И вот всё оборвалось. Раненая, изрытая фугасами, истощённая тяжёлой поступью танков, родная Украина вставала у Гули перед глазами, и с каждым днём всё острее становилась тревога за Москву, за всё самое дорогое на свете.
Гуле трудно было представить себе Москву тёмной, суровой, ощетинившейся. Ей казалось, что она всё такая же, какой была до войны, — светлая, шумная, праздничная, бурлящая жизнью, что всё так же сияют по ночам рубиновые звёзды Кремля.
С тоской и трепетом прислушивалась Гуля к сводкам по радио. Всё ближе и ближе подходит враг к Москве… Тяжкая ненависть, непримиримая обида растёт у Гули в сердце… А какой-то внутренний голос говорит: «Не поддаваться унынию, не терять мужества! Мстить!»
«Смогу ли? — думает Гуля. — Хватит ли силы, упорства? И как уйти? Ведь вот она тут, вся моя жизнь!»
Гуля склонилась над Ёжиком, а он жадно схватил её за прядку волос и так потянул к себе, что Гуля от боли даже вскрикнула.

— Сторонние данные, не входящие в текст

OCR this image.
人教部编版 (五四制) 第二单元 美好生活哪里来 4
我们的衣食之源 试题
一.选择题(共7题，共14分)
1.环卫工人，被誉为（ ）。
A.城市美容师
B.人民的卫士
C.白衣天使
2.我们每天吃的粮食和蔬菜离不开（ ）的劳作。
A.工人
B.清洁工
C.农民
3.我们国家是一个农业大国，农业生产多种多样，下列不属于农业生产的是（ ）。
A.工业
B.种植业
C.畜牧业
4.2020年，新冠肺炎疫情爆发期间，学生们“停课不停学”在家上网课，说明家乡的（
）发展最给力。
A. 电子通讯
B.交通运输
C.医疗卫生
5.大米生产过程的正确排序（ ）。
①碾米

«Сильный какой! — подумала она. — Держит, словно удержать хочет. Нет, не уйти от Ёжика… надо жить для него. А может, лучше, правильнее умереть за него? Ведь если грудью не прикрыть таких, как он, у наших детей и жизни не будет. Ведь расстреляла же фашистская лётчица маленьких детей на морском берегу в Анапе. И Ёжика так же спокойно убила бы, если бы он в это время был там. А Ёжик только начинает жить… Значит, надо прикрыть грудью… сердцем!»